New cameras boost revenue

Malcolm Budd. Photo: ODT files
Malcolm Budd. Photo: ODT files
Mobile speed camera revenue is on track to double from past years in a South island district as police deploy powerful new technology, figures reveal.

Automobile Association (AA) Otago district council chairman Malcolm Budd said the cameras would help to enforce the law but needed to be deployed transparently and should not be used for revenue gathering.

Police recently admitted that the new cameras, which work better in adverse weather and at night, were calibrated to catch even small speed infractions.

While no clear trends were apparent in Coastal Otago and Southland, in the Otago Lakes Central police region, encompassing Queenstown, Wanaka and Alexandra, as of September this year mobile speed cameras had already brought in about $613,000.

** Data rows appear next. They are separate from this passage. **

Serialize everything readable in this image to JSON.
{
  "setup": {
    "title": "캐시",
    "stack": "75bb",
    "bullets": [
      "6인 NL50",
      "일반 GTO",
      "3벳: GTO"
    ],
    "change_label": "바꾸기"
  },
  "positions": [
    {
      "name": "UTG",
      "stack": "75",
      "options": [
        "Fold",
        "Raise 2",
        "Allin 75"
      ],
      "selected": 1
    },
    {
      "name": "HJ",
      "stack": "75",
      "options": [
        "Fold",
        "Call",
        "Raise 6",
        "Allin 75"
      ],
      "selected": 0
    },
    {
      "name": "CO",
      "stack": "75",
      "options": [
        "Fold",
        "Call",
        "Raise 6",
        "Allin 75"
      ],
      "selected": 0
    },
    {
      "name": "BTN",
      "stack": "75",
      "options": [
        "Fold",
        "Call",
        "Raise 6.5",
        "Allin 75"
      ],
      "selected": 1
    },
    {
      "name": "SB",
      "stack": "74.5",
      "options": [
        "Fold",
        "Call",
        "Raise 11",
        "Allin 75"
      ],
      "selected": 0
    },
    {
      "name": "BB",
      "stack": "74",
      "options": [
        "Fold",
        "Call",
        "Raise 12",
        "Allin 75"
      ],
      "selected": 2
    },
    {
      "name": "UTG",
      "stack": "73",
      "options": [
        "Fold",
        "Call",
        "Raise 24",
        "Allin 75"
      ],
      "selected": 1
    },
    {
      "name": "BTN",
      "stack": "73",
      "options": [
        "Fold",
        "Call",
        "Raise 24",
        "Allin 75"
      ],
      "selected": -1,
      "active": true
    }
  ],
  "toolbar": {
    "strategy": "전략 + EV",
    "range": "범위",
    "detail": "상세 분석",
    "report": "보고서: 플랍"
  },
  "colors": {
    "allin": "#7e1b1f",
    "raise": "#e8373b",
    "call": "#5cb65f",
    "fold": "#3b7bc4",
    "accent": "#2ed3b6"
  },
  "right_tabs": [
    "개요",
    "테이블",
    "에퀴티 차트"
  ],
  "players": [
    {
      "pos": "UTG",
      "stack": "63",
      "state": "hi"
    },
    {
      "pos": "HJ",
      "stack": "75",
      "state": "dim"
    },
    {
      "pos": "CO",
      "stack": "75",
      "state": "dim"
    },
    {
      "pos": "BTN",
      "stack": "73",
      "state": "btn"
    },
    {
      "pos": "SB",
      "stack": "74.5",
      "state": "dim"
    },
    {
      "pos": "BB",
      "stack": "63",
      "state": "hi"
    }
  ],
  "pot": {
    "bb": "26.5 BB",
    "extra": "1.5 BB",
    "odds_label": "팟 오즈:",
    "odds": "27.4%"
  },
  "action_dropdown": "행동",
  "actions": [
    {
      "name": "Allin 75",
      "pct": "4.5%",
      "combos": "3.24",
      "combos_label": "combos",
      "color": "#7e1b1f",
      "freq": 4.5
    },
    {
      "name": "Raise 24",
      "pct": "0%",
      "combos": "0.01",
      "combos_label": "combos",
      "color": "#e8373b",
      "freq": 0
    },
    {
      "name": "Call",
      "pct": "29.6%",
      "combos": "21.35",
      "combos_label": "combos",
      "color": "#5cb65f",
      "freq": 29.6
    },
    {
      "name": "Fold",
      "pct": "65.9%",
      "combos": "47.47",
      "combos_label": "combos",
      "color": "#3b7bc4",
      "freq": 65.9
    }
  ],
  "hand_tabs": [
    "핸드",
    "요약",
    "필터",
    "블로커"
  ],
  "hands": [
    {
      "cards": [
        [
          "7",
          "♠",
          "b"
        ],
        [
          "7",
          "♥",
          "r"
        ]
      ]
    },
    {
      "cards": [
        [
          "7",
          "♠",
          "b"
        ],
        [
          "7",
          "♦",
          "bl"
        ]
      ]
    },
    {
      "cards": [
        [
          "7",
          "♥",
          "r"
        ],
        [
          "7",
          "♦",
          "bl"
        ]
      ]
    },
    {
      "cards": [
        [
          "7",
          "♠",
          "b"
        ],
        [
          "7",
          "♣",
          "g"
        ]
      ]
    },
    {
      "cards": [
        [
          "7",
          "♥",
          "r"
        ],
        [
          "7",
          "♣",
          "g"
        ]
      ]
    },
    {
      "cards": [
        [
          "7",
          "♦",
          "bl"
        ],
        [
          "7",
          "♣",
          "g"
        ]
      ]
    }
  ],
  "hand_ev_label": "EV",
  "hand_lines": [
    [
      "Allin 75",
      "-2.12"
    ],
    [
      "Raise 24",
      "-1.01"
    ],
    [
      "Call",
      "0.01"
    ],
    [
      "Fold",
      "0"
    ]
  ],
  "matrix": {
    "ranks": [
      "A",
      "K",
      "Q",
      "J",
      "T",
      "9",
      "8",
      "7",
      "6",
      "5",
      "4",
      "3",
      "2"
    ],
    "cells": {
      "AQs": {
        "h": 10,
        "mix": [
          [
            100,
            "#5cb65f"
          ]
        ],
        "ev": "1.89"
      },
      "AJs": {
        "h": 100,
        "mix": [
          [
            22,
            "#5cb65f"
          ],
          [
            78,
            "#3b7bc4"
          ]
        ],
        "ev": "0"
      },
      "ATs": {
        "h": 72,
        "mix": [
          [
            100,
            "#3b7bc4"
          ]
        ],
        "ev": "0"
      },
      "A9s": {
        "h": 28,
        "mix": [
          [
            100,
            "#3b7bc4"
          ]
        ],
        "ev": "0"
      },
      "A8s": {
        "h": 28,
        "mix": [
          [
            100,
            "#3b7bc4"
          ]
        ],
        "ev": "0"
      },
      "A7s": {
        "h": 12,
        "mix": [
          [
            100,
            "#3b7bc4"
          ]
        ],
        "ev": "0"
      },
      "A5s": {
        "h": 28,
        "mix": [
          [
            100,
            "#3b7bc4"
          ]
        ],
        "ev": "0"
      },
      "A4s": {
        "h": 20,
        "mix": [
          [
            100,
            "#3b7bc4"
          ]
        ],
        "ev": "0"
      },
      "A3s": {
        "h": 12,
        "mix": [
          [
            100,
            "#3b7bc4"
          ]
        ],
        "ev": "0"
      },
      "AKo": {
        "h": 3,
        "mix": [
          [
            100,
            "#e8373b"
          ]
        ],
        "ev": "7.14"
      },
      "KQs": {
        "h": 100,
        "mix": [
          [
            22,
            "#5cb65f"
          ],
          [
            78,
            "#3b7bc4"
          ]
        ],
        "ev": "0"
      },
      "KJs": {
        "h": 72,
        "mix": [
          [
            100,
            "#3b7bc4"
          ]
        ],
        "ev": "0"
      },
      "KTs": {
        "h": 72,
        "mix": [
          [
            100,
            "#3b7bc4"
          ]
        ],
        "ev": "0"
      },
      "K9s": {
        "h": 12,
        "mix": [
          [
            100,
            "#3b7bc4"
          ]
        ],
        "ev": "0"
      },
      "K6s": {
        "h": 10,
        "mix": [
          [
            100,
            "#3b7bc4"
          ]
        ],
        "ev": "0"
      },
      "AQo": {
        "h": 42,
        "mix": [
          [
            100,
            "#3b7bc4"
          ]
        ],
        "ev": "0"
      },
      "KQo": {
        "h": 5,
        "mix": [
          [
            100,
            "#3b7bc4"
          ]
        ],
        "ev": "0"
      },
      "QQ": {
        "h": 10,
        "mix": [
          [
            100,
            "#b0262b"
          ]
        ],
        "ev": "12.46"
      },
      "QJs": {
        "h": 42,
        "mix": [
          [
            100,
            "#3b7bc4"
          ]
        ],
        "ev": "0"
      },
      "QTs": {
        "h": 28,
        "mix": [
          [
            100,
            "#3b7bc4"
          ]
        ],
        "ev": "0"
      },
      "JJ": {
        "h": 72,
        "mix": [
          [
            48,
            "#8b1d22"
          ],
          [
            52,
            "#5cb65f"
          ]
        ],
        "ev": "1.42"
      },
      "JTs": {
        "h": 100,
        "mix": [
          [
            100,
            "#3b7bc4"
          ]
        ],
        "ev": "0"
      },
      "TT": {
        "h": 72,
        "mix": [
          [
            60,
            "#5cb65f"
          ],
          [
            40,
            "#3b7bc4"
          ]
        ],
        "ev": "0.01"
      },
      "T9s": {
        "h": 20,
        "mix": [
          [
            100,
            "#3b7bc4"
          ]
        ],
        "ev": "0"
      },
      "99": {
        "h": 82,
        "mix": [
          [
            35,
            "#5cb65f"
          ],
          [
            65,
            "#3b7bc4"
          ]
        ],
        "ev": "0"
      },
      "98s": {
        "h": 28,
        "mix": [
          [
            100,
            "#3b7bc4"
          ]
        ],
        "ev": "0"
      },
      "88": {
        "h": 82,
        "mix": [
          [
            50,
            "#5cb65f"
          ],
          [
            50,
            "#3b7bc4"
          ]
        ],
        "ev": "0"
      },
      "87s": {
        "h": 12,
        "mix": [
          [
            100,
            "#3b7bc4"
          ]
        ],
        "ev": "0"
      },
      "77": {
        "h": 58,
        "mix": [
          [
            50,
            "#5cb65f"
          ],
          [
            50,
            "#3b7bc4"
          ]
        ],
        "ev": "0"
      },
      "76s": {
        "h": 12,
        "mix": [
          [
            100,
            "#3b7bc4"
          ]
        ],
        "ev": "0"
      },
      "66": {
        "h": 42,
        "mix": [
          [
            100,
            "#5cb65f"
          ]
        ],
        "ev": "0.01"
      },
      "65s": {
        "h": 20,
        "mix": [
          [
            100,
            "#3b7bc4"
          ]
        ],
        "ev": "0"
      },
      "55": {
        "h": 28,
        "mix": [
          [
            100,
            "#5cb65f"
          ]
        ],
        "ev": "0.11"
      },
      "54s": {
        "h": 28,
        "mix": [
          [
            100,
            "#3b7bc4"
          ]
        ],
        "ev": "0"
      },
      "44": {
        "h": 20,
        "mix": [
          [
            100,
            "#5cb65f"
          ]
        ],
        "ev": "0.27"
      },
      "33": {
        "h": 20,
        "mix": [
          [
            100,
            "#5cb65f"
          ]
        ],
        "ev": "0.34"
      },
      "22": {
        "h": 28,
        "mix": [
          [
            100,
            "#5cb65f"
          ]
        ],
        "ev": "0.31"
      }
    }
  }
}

Over the preceding five years, the cameras brought in an average of $374,360 over the course of a year, with about $390,000 being gathered last year.

Police said yesterday a replacement programme for police mobile cameras had recently been completed.

The new cameras performed better in rain, fog and at night, meaning they could operate more often, police said.

Cameras were also able to identify offending vehicles more accurately, meaning infringements could be issued in a wider range of scenarios.

ODT GRAPHIC
ODT GRAPHIC
Last week, police said "camera activation settings are being set in closer proximity to the speed limit" and a higher proportion of tickets were being issued for offences with lower infringement penalties.

Mr Budd said that if motorists were caught exceeding the speed limits it had to be a good thing.

However, he did not want speed cameras to be used for revenue gathering and the AA had been advocating for speed camera sites to be signposted.

"Those new cameras are ideal because they pick up whether a car’s currently registered or warranted, or whether the registered owner of the vehicles is wanted," Mr Budd said.

There was a need for transparency about speed tolerances as different cars had different speedometers and speed readings could also vary depending on weather and other factors.

"There’s got to be a tolerance," Mr Budd said.

Across the Southern police district’s three regions, in January this year 4727 speeding camera infringements were issued where the offender was driving less than 11kmh over the speed limit, netting about $142,000 in fines.

A decade earlier, in January 2012, the number of these low-level speeding tickets handed out was just 394, stinging motorists for about $12,000.

About 30,000 infringements were given in 2012, while as of September this year about 33,000 had already been given out.